Le temps des commémorations est toujours un temps à cycle court. Dans certains cas, la date commémorative, fût-elle symbolique, se ritualise pour faire partie du calendrier canonique. Ce n'est pas forcément le cas pour nos héros éponymes du mouvement national.

L'Emir Abdelkader, qui est entré dans la légende, jouit à titre posthume de la consécration annuelle grâce au mouvement associatif, certes relayé par le Pouvoir.

Dans le cas d'espèce, la commémoration de Ben Bella est, semble-t-il, une idée qui a germé dans la tête des universitaires de Tlemcen et qui a reçu un écho on ne peut plus favorable auprès des instances locales, nationales, voire internationales. L'événement en valait la chandelle, notamment pour un homme qui a compté durablement au plus haut niveau dans l'histoire de notre pays.

Cependant, une commémoration de ce type, érigée en colloque international initié par des universitaires, est censée répondre à un objectif scientifique (terme martelé souvent dans ce colloque), qui le différencierait de l'objectif assigné aux instances politiques, syndicales ou «congrégationnelles». J'en ai été informé à titre privé au hasard d'une rencontre au rectorat par le chargé du protocole et des événements officiels. Je lui ai fait part de mon désir d'y participer, en me focalisant sur la vie quotidienne du fonctionnement administratif de la gouvernance Ben Bella de 1962 à 1965. Depuis, je n'ai reçu aucun contact. Mais cela n'a aucune importance pour ma personne. Apparemment, la main est passée au vice-recteur chargé des relations extérieures, puisque c'est lui qui a annoncé l'événement au journal télévisé de la veille. En revanche, lors de la séance plénière, la présidence scientifique revenait à un enseignant-chercheur, directeur du laboratoire d'anthropologie religieuse. Après tout, pourquoi pas, tant que nous sommes dans le sanctuaire de la science.
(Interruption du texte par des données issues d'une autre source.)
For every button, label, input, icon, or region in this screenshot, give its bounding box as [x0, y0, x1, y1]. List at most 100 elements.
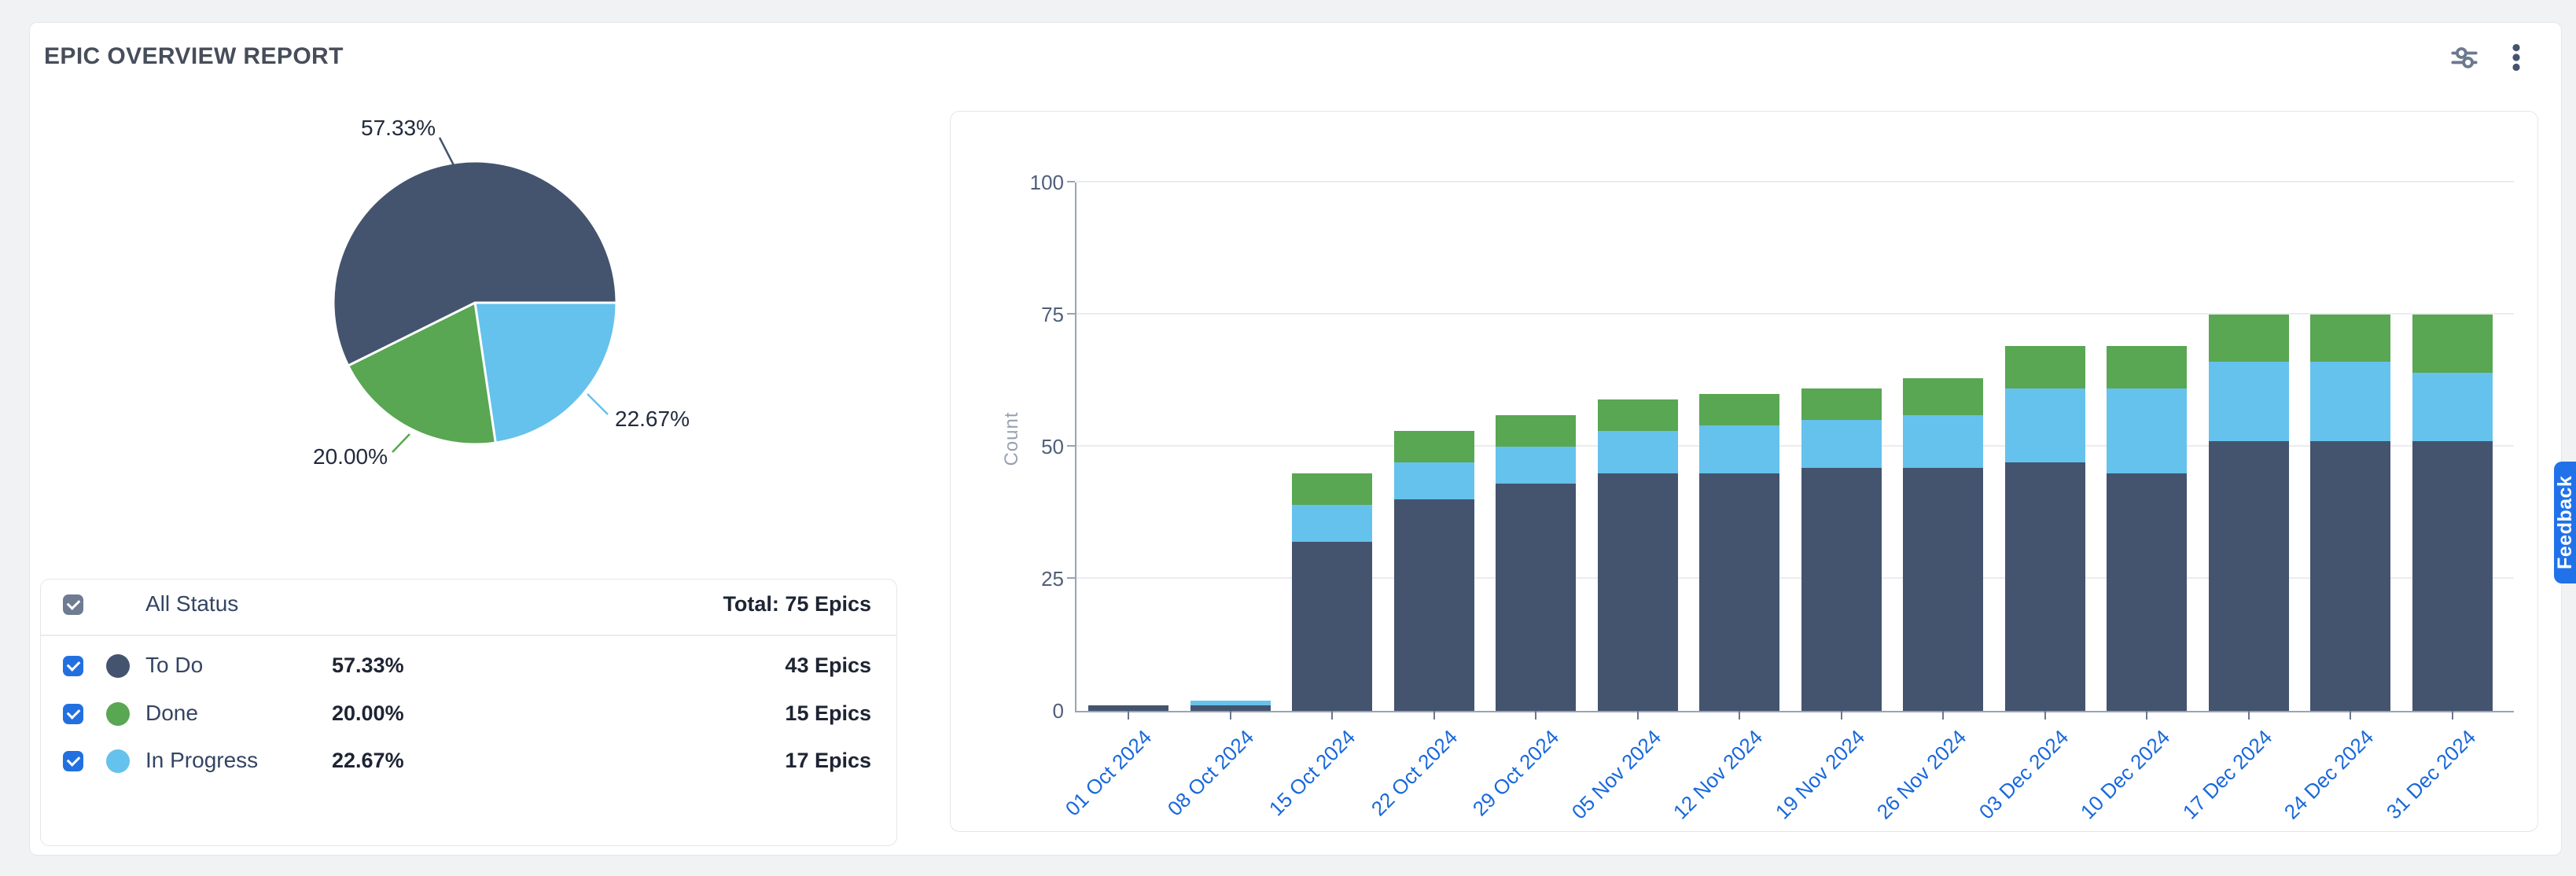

A mon grand étonnement, l'omniprésence des personnalités politiques ou d'anciens militants dominait la scène. L'ordre du jour y contribuait d'ailleurs puisque l'essentiel des thèmes portait sur la genèse du mouvement national, du moins à partir de la fin de la Deuxième Guerre mondiale, et sur l'épopée militante et militaire de Ben Bella jusqu'à l'indépendance. Dans les débats, il y avait quelques plaidoyers pro domo de circonstance, mais cela n'a rien de nouveau dans ce genre de rencontres.

La question que je me posais, en écoutant les dernières communications avant la clôture est: où est passé Ben Bella depuis 1962 ? Pourquoi rien n'a été dit sur cet épisode à la fois court, passionnant (pour ceux qui l'ont vécu) et riche en enseignements sur l'historiographie politique contemporaine ? En fait, c'est la période qui devrait faire travailler ensemble les historiens lambda chargés de la période contemporaine, voire de l'histoire immédiate (spécialité désormais consacrée par la taxinomie des sciences humaines).    L'enjeu à la fois scientifique et politique de mon propos est que ni la science ni la personne du défunt Ben Bella n'ont gagné dans cette affaire.

En effet, ânonner sans fin sur l'épisode du détournement d'avion du mois d'octobre 1956 n'est pas inintéressant, mais il y a tellement de publications sur ce sujet qu'on aurait pu passer à autre chose, sans oublier que dans la quasi-totalité des cas, nous avons affaire à des témoignages de seconde main, chacun y allant de sa contre-vérité...

Pour le reste, s'agissant de la primogéniture de son combat, de son militantisme initial, de son courage, de son envergure internationale, de son élan révolutionnaire, on reste dans le récit hagiographique, qui me rappelle d'ailleurs le colloque organisé quelques jours auparavant au Centre d'études andalouses (CNRPAH-Tlemcen), en guise de commémoration du neuvième centenaire de la naissance du santon Abû-Mediene et où, à côté du public «ordinaire», se croisaient petites formations confrériques proches du menu peuple et représentants de zaouïas jouant dans la cour des grands. Dans les deux cas, les deux hommes liges de l'hommage, sanctifiés et adulés, sont à l'image en dernière instance du «Cadavre encerclé» cher à Kateb Yacine!...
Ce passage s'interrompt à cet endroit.